Earlier DoT has issued directives on securing customer broadband modems to all ISPs across the country. DoT has now updated its guidelines and asked ISPs to implement it within 3 months.
As per DoT, these vulnerabilities can be exploited by attackers to gain unauthorized access and change configurations, inject malware or even change DNS entries in the modem. These measures are aimed at making Indian internet users secure from cyber attacks and also creating awareness about such vulnerabilities in the Internet.
The Department of Telecom (DoT)’s guidelines for ADSL Modem :
- ISP should ask customers to change default modem password set by the vendor during installation to avoid unauthorized access.

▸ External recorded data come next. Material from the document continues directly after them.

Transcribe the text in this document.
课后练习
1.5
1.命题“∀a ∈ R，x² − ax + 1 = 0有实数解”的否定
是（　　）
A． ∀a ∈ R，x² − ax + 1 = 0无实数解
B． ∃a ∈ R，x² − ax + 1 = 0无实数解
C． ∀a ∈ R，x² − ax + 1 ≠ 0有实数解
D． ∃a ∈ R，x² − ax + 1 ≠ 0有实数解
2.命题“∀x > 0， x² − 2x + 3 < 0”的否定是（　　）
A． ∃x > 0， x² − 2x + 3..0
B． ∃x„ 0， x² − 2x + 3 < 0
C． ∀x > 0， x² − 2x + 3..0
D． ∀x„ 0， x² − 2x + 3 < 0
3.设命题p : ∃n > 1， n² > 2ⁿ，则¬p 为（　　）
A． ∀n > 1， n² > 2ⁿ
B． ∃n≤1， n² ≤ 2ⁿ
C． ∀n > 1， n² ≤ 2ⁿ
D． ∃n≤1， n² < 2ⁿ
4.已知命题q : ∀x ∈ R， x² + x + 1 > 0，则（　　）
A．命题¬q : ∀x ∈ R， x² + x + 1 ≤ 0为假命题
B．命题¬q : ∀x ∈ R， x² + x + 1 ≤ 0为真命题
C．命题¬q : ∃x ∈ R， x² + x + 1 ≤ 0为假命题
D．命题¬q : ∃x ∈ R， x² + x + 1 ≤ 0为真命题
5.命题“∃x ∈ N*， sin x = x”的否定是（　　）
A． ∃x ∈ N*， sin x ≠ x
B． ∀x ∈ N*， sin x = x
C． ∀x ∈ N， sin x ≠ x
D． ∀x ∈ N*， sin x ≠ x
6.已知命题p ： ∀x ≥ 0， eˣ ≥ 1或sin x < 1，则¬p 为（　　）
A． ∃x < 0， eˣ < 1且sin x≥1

- All ports expect CWMP port on WAN side should be set to disabled. Eg: FTP, TELNET, SSH, HTTP, SNMP
- ISP should advise customers to do firmware upgrade from manufacture website.
- In future only ITU-T, G.9980 standard complaint modem should be inducted by ISP’s in India.

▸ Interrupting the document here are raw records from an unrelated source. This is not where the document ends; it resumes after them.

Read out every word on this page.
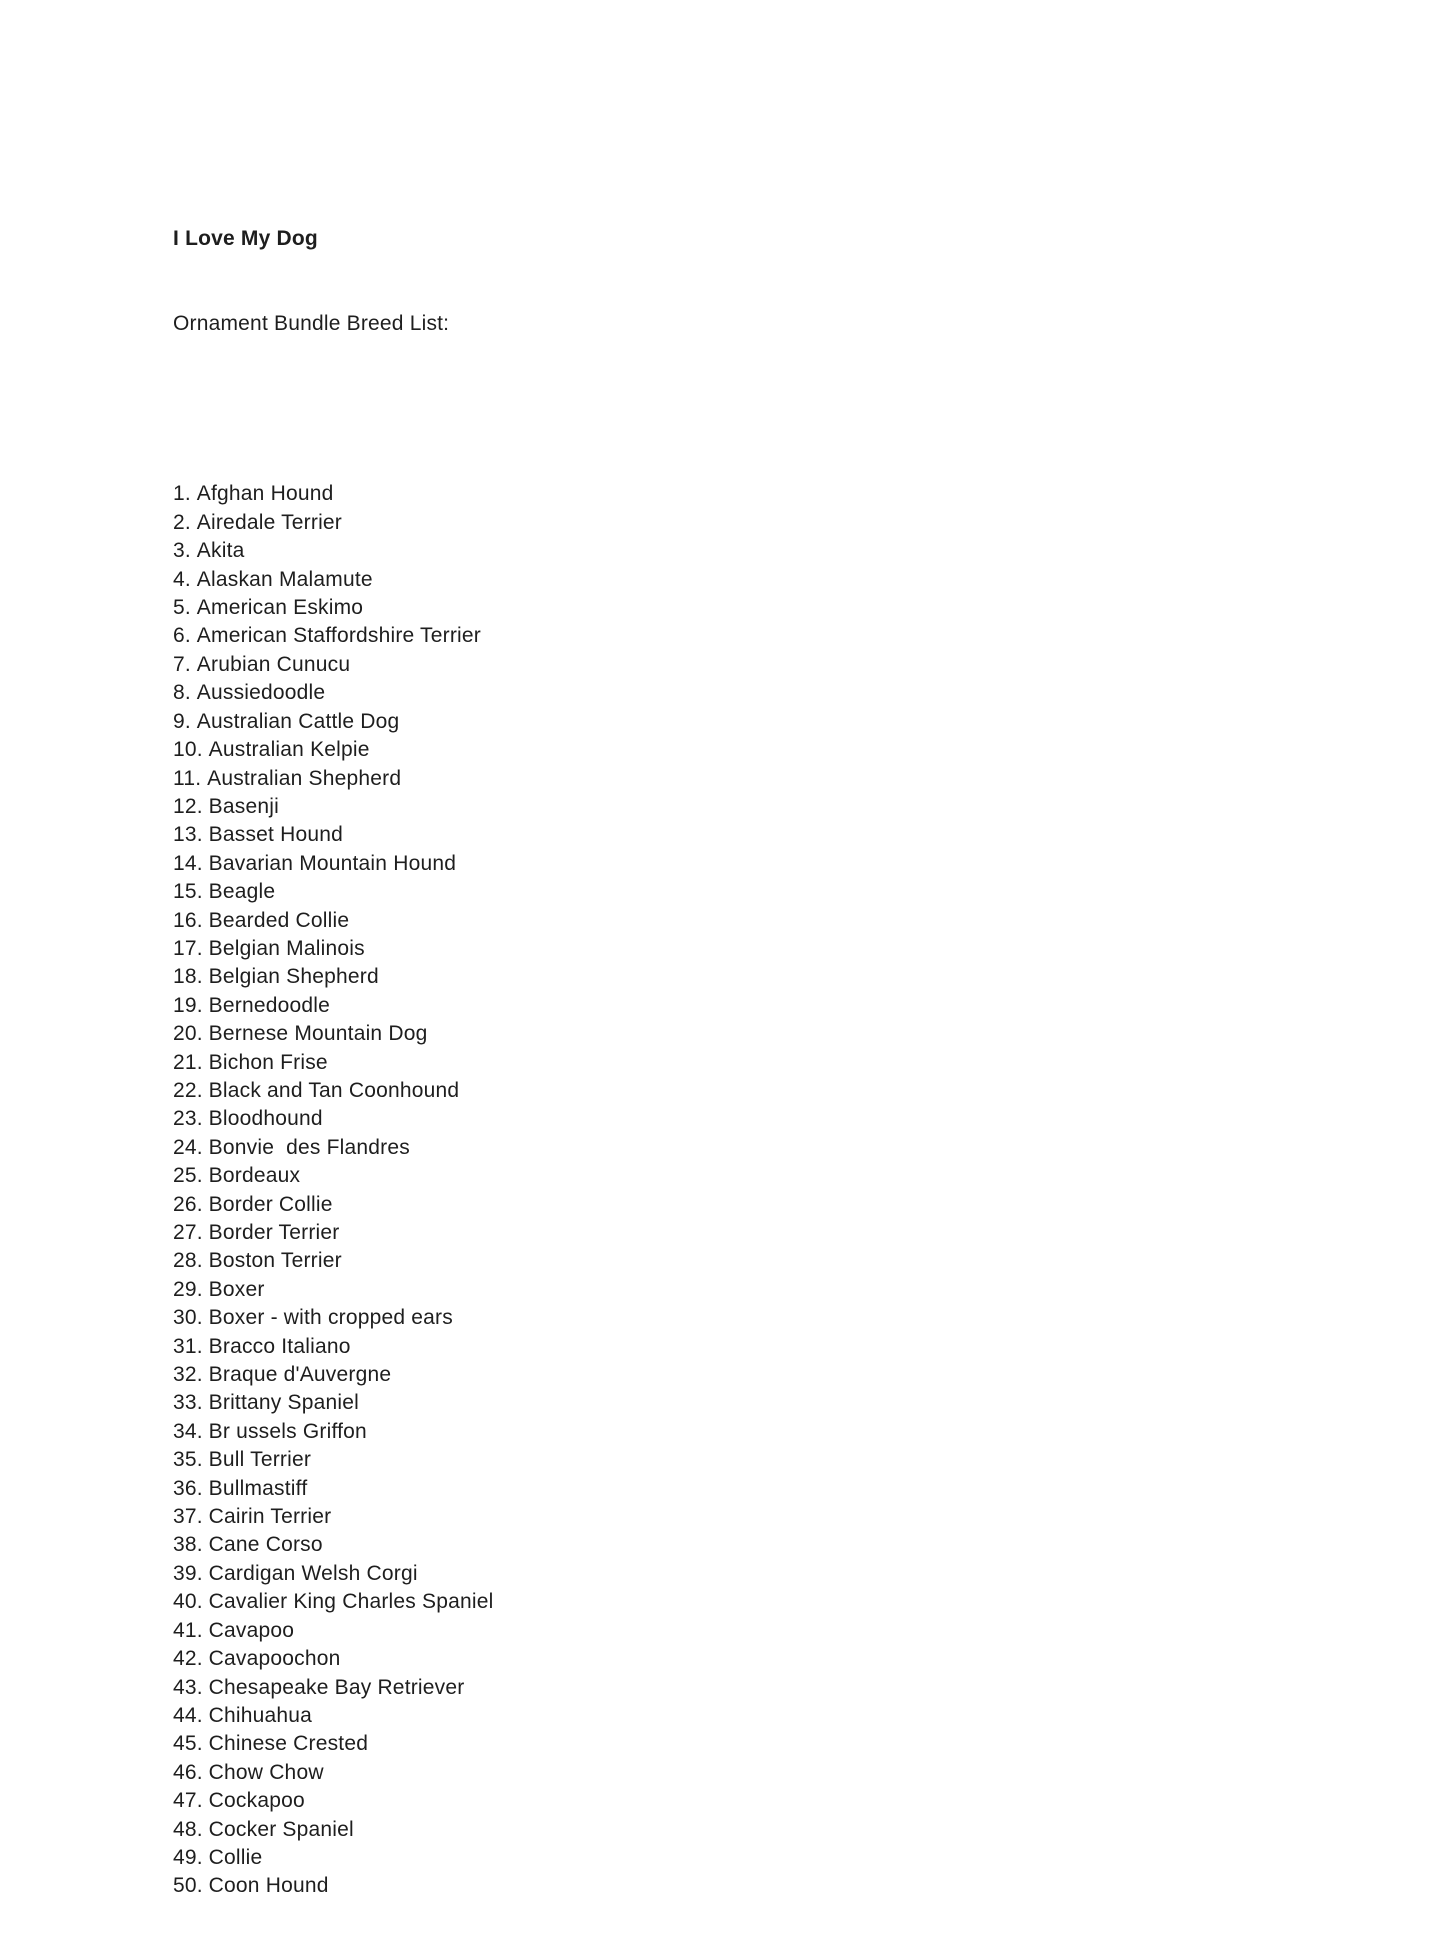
I Love My Dog

Ornament Bundle Breed List:

1. Afghan Hound
2. Airedale Terrier
3. Akita
4. Alaskan Malamute
5. American Eskimo
6. American Staffordshire Terrier
7. Arubian Cunucu
8. Aussiedoodle
9. Australian Cattle Dog
10. Australian Kelpie
11. Australian Shepherd
12. Basenji
13. Basset Hound
14. Bavarian Mountain Hound
15. Beagle
16. Bearded Collie
17. Belgian Malinois
18. Belgian Shepherd
19. Bernedoodle
20. Bernese Mountain Dog
21. Bichon Frise
22. Black and Tan Coonhound
23. Bloodhound
24. Bonvie  des Flandres
25. Bordeaux
26. Border Collie
27. Border Terrier
28. Boston Terrier
29. Boxer
30. Boxer - with cropped ears
31. Bracco Italiano
32. Braque d'Auvergne
33. Brittany Spaniel
34. Br ussels Griffon
35. Bull Terrier
36. Bullmastiff
37. Cairin Terrier
38. Cane Corso
39. Cardigan Welsh Corgi
40. Cavalier King Charles Spaniel
41. Cavapoo
42. Cavapoochon
43. Chesapeake Bay Retriever
44. Chihuahua
45. Chinese Crested
46. Chow Chow
47. Cockapoo
48. Cocker Spaniel
49. Collie
50. Coon Hound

- From 01 Jan 2016, ISP should purchase only modems which comes with all ports factory blocked other than CWMP.
- ISP should ensure broadband is not activated if any ports other than CWMP is opened.
- ISP engineer should advise customer to block all ports expect HTTP(80)/HTTPS(443) on LAN side of the modem.
- Customer should be advised to switch off modem when not in use.
- Customer should be advise to check daily usage and if any discrepancy found should be bring into notice of ISP
DoT has also set forth new requirement of ITU-T, G.9980 standard modem to be used in India by ISPs starting Jan 1st 2016. The above directives are in response to increasing number of cyber attacks against internet users in the country.